Murphy has said in recent weeks that the state’s total economic hit from the pandemic could be as high as $30 billion over the next two fiscal years, a huge sum for a state that spends about $40 billion annually. But a new bond disclosure released by the Murphy administration on Wednesday indicated revenue forecasts have been downgraded by a combined $10 billion for remaining months of fiscal 2020 and for all of fiscal 2021. State Treasurer Elizabeth Maher Muoio discussed the $10 billion revenue forecast downgrade yesterday.
NJTV News: Interview with State Treasurer on $10B Revenue Forecast Downgrade
A more complete budget outlook is due to be released by the Murphy administration by May 22 under the legislation that extended the tax-payment deadlines and also pushed out the end of FY2020 from June 30 to September 30.
Murphy, during Wednesday’s media briefing, said the ongoing budget uncertainty buttresses his call for more help to be provided by the federal government, but it remains to be seen whether a divided Congress can settle political differences that are holding up the latest aid package.
“This makes direct assistance from the federal government all the more necessary, and all the more urgent,” Murphy said.
Governor’s emergency borrowing plan
The governor has also been urging lawmakers to approve an emergency borrowing plan to help offset the economic effects of the pandemic, although some have raised concerns that it may run afoul of the state Constitution’s strict limits on spending and borrowing. Murphy has also said he’s considering taking advantage of a new municipal-lending facility that’s being offered by the Federal Reserve to help states and large municipalities during the pandemic.
Unlike the Great Recession, which caused huge losses on Wall Street, Federal Reserve Chair Jerome Powell suggested Wednesday that this one appears to be hitting Main Street particularly hard. Nearly 40% of households with incomes less than $40,000 that had employment in February reported job losses in March, Powell said during an online discussion with the Peterson Institute for International Economics.

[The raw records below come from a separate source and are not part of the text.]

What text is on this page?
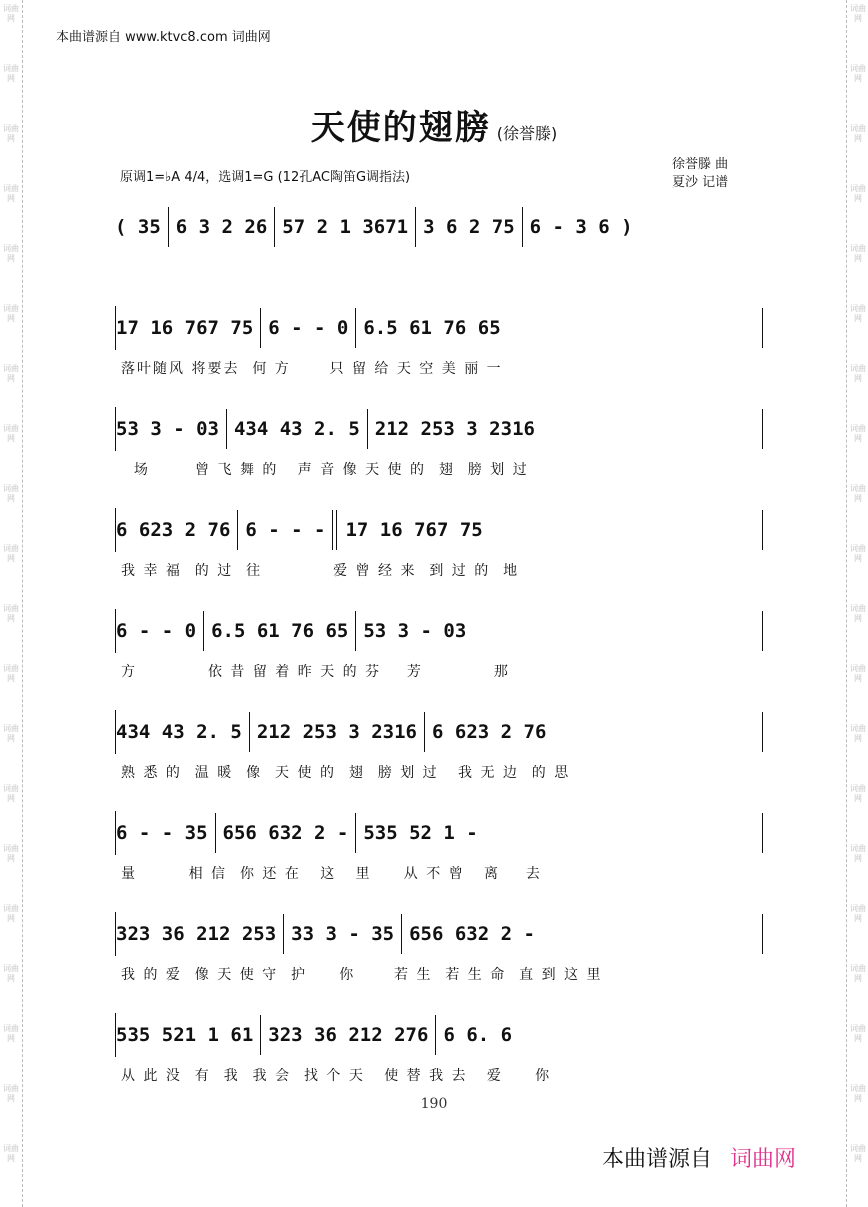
词曲网
词曲网
词曲网
词曲网
词曲网
词曲网
词曲网
词曲网
词曲网
词曲网
词曲网
词曲网
词曲网
词曲网
词曲网
词曲网
词曲网
词曲网
词曲网
词曲网
词曲网
词曲网
词曲网
词曲网
词曲网
词曲网
词曲网
词曲网
词曲网
词曲网
词曲网
词曲网
词曲网
词曲网
词曲网
词曲网
词曲网
词曲网
词曲网
词曲网
本曲谱源自 www.ktvc8.com 词曲网
天使的翅膀 (徐誉滕)
原调1=♭A 4/4，选调1=G (12孔AC陶笛G调指法)
徐誉滕 曲
夏沙 记谱
( 35 6 3 2 26 57 2 1 3671 3 6 2 75 6 - 3 6 )
17 16 767 75 6 - - 0 6.5 61 76 65
落叶随风 将要去  何 方      只 留 给 天 空 美 丽 一
53 3 - 03 434 43 2. 5 212 253 3 2316
场       曾 飞 舞 的   声 音 像 天 使 的  翅  膀 划 过
6 623 2 76 6 - - - 17 16 767 75
我 幸 福  的 过  往           爱 曾 经 来  到 过 的  地
6 - - 0 6.5 61 76 65 53 3 - 03
方           依 昔 留 着 昨 天 的 芬    芳           那
434 43 2. 5 212 253 3 2316 6 623 2 76
熟 悉 的  温 暖  像  天 使 的  翅  膀 划 过   我 无 边  的 思
6 - - 35 656 632 2 - 535 52 1 -
量        相 信  你 还 在   这   里     从 不 曾   离    去
323 36 212 253 33 3 - 35 656 632 2 -
我 的 爱  像 天 使 守  护     你      若 生  若 生 命  直 到 这 里
535 521 1 61 323 36 212 276 6 6. 6
从 此 没  有  我  我 会  找 个 天   使 替 我 去   爱     你
190
本曲谱源自 词曲网
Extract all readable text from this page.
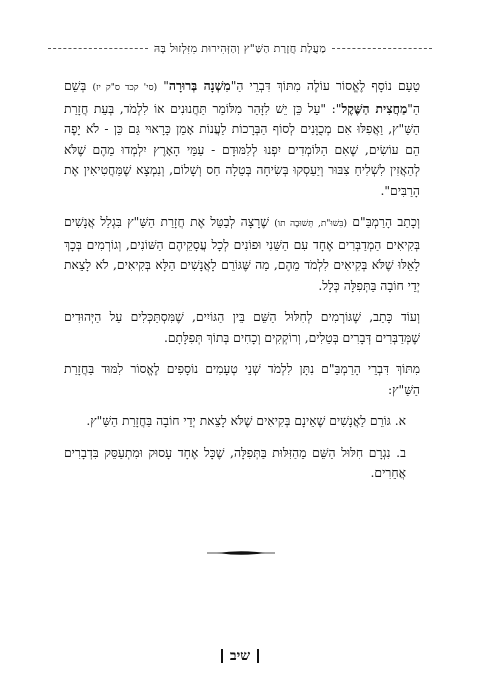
מַעֲלַת חֲזָרַת הַשַּׁ"ץ וְהַזְּהִירוּת מִזִּלְזוּל בָּהּ

טַעַם נוֹסָף לֶאֱסוֹר עוֹלֶה מִתּוֹךְ דִּבְרֵי הַ"מִשְׁנָה בְּרוּרָה" (סי' קכד ס"ק יז) בְּשֵׁם הַ"מַחֲצִית הַשֶּׁקֶל": "עַל כֵּן יֵשׁ לִזָּהֵר מִלּוֹמַר תַּחֲנוּנִים אוֹ לִלְמֹד, בְּעֵת חֲזָרַת הַשַּׁ"ץ, וַאֲפִלּוּ אִם מְכֻוָּנִים לְסוֹף הַבְּרָכוֹת לַעֲנוֹת אָמֵן כָּרָאוּי גַּם כֵּן - לֹא יָפֶה הֵם עוֹשִׂים, שֶׁאִם הַלּוֹמְדִים יִפְנוּ לְלִמּוּדָם - עַמֵּי הָאָרֶץ יִלְמְדוּ מֵהֶם שֶׁלֹּא לְהַאֲזִין לִשְׁלִיחַ צִבּוּר וְיַעַסְקוּ בְּשִׂיחָה בְּטֵלָה חַס וְשָׁלוֹם, וְנִמְצָא שֶׁמַּחֲטִיאִין אֶת הָרַבִּים".

וְכָתַב הָרַמְבַּ"ם (בִּשׁוּ"ת, תְּשׁוּבָה תו) שֶׁרָצָה לְבַטֵּל אֶת חֲזָרַת הַשַּׁ"ץ בִּגְלַל אֲנָשִׁים בְּקִיאִים הַמְדַבְּרִים אֶחָד עִם הַשֵּׁנִי וּפוֹנִים לְכָל עֲסָקֵיהֶם הַשּׁוֹנִים, וְגוֹרְמִים בְּכָךְ לָאֵלּוּ שֶׁלֹּא בְּקִיאִים לִלְמֹד מֵהֶם, מַה שֶּׁגּוֹרֵם לָאֲנָשִׁים הַלָּא בְּקִיאִים, לֹא לָצֵאת יְדֵי חוֹבָה בַּתְּפִלָּה כְּלָל.

וְעוֹד כָּתַב, שֶׁגּוֹרְמִים לְחִלּוּל הַשֵּׁם בֵּין הַגּוֹיִים, שֶׁמִּסְתַּכְּלִים עַל הַיְּהוּדִים שֶׁמְּדַבְּרִים דְּבָרִים בְּטֵלִים, וְרוֹקְקִים וְכָחִים בְּתוֹךְ תְּפִלָּתָם.

מִתּוֹךְ דִּבְרֵי הָרַמְבַּ"ם נִתָּן לִלְמֹד שְׁנֵי טְעָמִים נוֹסָפִים לֶאֱסוֹר לִמּוּד בַּחֲזָרַת הַשַּׁ"ץ:

א. גּוֹרֵם לַאֲנָשִׁים שֶׁאֵינָם בְּקִיאִים שֶׁלֹּא לָצֵאת יְדֵי חוֹבָה בַּחֲזָרַת הַשַּׁ"ץ.

ב. נִגְרָם חִלּוּל הַשֵּׁם מֵהַזִּלּוּת בַּתְּפִלָּה, שֶׁכָּל אֶחָד עָסוּק וּמִתְעַסֵּק בִּדְבָרִים אֲחֵרִים.

שיב
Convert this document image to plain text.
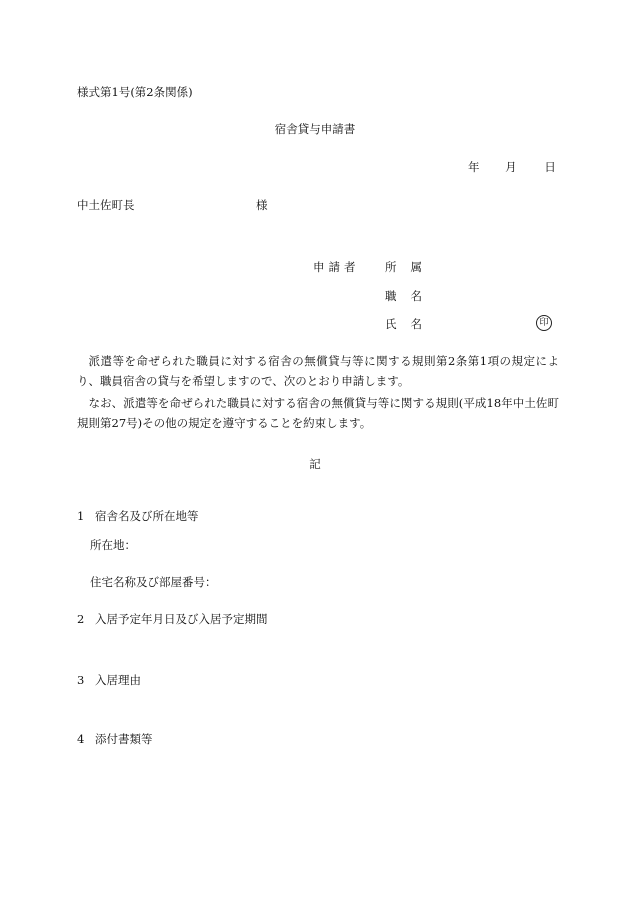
様式第1号(第2条関係)
宿舎貸与申請書
年 月 日
中土佐町長	様
申請者 所 属
職 名
氏 名	印
派遣等を命ぜられた職員に対する宿舎の無償貸与等に関する規則第2条第1項の規定により、職員宿舎の貸与を希望しますので、次のとおり申請します。
なお、派遣等を命ぜられた職員に対する宿舎の無償貸与等に関する規則(平成18年中土佐町規則第27号)その他の規定を遵守することを約束します。
記
1 宿舎名及び所在地等
所在地：
住宅名称及び部屋番号：
2 入居予定年月日及び入居予定期間
3 入居理由
4 添付書類等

As New Jersey readies to pass a supplemental spending bill for the last three months of the current fiscal year, and then another spending bill for the nine-month fiscal “year” that will begin in October, a coalition of liberal groups on Wednesday called for lawmakers to consider hiking a number of taxes to head off the need for massive budget cuts that would undoubtedly impact the state’s more disadvantaged populations. The groups called for hiking the income and sales taxes, and reinstating an estate tax, among other proposals.
“Austerity will not work,” said Sue Altman, state director of New Jersey Working Families. “It will simply deepen inequality.”